Waiting for my cue to walk alone onto the stage, I was afraid. I was terrified of tripping in my heels and falling on my face. But in that moment, as they ushered me onto the platform, I chose to be brave.
A quote came into my mind that I had heard from the movie, "We Bought a Zoo": "Sometimes all you need is 20 seconds of insane courage. And I promise you, something great will come of it."
I walked onto the platform, as the announcer read my name and title and the spotlight found my face. I could see the light glimmering off the sparkles on my dress as I strode toward the judges. In that moment I felt empowered. It was a celebration of me and who I am, and of pride in everything that entails.
Like many young teenage girls, it is hard not to base our worth on the latest styles, fads, trends and looks from photo-shopped celebrities. From these pictures that are edited to perfection, girls feel this is how they should look too, but it is simply not true. No one is perfect; we are all born with flaws and differences. It is these small details that make us individual. Standing on stage at a pageant, you have to be brave enough to embrace everything about you, including your imperfections.
The next day was the final night of the pageant. Standing on stage, the top 15 contestants were announced. I was one of the girls left behind in the competition.
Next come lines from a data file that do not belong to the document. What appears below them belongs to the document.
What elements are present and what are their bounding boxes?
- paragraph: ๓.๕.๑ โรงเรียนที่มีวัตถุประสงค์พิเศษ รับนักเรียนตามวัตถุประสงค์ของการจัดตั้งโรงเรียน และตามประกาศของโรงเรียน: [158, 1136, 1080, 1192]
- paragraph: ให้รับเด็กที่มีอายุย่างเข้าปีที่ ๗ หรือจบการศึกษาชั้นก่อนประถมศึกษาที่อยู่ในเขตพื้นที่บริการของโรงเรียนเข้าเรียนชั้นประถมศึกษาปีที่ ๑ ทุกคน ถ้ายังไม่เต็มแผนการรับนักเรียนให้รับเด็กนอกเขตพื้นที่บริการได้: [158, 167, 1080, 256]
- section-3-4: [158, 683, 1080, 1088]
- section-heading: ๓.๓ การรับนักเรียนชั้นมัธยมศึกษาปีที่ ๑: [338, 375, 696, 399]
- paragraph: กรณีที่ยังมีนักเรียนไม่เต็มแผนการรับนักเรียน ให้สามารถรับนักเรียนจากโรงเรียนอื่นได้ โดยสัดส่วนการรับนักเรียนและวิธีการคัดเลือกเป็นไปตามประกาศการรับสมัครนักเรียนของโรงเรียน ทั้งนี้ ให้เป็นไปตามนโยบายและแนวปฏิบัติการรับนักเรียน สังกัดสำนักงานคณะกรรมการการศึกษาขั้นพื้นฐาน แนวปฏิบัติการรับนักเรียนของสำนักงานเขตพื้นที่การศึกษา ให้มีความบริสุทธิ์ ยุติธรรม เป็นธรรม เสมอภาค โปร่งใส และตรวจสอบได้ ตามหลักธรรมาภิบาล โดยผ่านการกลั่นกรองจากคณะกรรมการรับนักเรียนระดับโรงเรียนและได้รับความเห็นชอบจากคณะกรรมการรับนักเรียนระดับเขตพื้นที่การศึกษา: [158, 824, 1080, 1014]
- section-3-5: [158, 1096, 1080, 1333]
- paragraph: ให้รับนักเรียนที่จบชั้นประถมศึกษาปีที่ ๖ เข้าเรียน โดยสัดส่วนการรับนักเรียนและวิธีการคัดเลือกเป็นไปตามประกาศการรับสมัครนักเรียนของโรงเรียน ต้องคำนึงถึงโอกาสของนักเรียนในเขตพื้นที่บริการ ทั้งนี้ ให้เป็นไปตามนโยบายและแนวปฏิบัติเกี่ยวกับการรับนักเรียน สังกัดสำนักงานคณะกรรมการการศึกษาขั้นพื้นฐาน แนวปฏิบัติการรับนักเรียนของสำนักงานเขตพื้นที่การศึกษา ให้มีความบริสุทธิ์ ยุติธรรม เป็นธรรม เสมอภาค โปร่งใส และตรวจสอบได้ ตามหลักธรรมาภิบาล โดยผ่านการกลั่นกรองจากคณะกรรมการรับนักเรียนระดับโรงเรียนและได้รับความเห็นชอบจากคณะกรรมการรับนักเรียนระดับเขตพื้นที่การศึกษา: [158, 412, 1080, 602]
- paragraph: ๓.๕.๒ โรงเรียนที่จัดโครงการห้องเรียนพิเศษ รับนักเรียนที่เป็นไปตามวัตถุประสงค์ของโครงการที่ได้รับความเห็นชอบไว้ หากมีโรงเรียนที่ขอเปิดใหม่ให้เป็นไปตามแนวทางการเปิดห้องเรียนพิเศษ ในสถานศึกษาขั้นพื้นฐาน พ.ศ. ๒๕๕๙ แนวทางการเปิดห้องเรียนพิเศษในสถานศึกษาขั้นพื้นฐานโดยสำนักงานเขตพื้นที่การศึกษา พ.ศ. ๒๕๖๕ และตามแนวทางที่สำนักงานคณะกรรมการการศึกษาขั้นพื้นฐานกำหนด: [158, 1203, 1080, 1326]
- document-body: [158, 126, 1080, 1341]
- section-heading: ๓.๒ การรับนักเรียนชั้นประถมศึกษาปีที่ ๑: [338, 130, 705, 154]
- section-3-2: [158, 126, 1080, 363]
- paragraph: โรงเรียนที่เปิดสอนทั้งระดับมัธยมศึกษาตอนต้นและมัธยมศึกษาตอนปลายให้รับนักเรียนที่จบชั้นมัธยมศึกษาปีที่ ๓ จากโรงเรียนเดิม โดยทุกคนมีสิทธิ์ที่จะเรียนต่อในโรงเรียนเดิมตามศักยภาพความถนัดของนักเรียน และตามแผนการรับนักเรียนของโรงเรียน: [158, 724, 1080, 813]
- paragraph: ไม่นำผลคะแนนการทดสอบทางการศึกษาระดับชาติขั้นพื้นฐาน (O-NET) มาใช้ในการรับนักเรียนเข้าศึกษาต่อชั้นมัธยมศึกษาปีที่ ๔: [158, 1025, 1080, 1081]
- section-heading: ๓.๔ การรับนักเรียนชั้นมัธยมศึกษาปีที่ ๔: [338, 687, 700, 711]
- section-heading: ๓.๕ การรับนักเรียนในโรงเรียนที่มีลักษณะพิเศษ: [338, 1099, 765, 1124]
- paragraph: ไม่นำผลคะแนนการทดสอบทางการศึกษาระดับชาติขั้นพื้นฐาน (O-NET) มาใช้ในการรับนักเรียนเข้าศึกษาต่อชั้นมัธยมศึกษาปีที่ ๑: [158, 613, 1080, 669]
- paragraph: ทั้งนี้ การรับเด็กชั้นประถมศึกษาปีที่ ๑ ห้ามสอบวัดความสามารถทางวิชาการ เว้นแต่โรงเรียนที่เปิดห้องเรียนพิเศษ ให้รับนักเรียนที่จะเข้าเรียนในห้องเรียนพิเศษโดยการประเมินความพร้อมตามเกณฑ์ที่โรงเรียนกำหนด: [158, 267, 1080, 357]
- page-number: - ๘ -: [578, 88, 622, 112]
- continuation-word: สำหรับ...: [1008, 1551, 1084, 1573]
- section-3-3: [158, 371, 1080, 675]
For the rest of the night I stood behind the curtains, watching my friends and other contestants compete without me.
Yet watching from the sidelines taught me a valuable lesson. Life isn't always about winning. In a fast-paced American society our culture is all about being No. 1 and coming out on top. But sometimes our role is to cheer from behind the spotlight, celebrating other's accomplishments and success.
Before the pageant, our director, Britt Boyse, challenged us to set a goal. My goal was to give everyone competing a compliment, no matter how big or small. I learned to recognize beauty in every single one of the girls. The best part was by congratulating others' attributes, I began to feel more beautiful.
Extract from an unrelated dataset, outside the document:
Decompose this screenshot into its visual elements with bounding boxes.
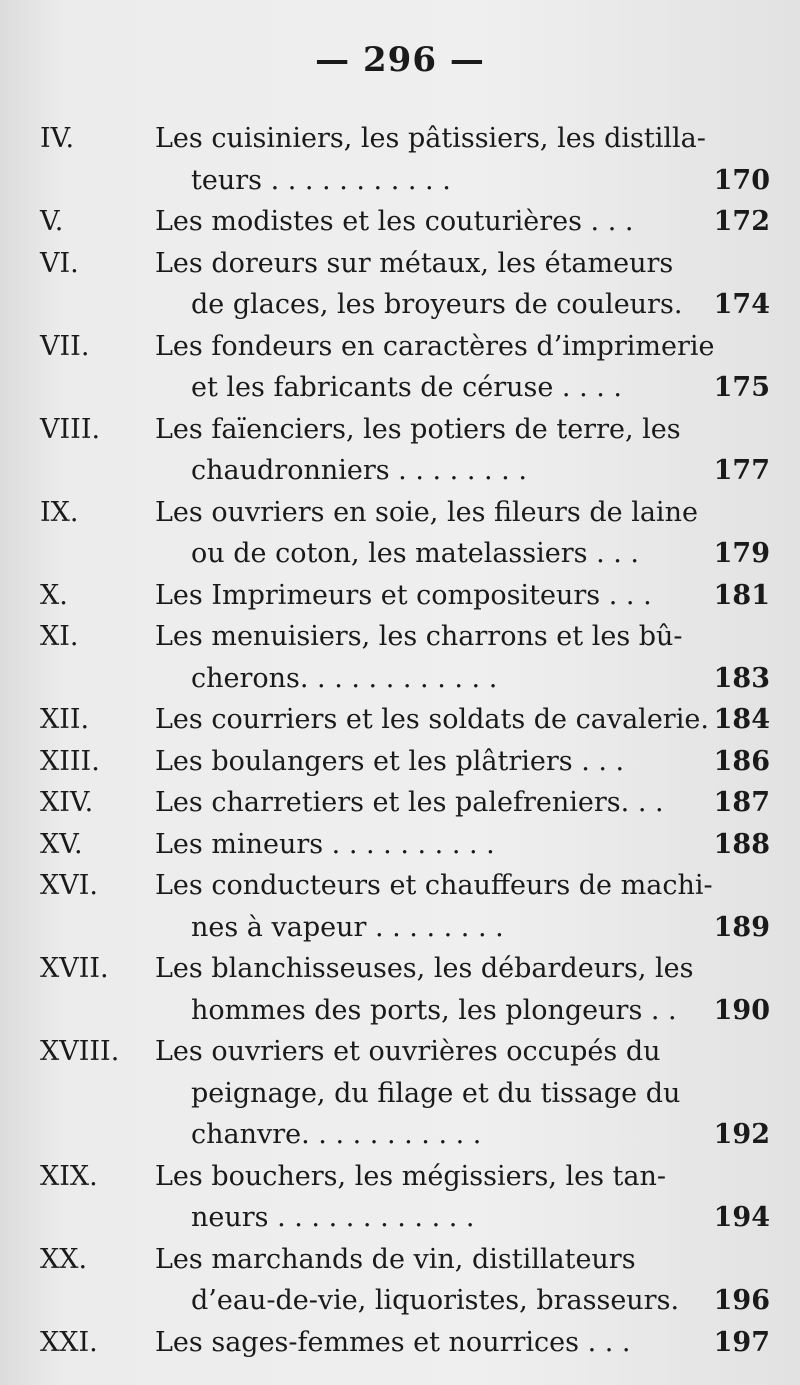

Walking out of the auditorium doors Saturday night, I had experienced more than just a pageant. I had learned to be confident in myself and to appreciate what made me different. I made 24 new friends and celebrated with them during their moment. It didn't matter that I hadn't won a crown because I had gained something much more precious.
As Deborah Carmody, a former Mrs. California, says, "You see, all crowns are made different. It's really an art. Yours can be rhinestones or the growth in your heart."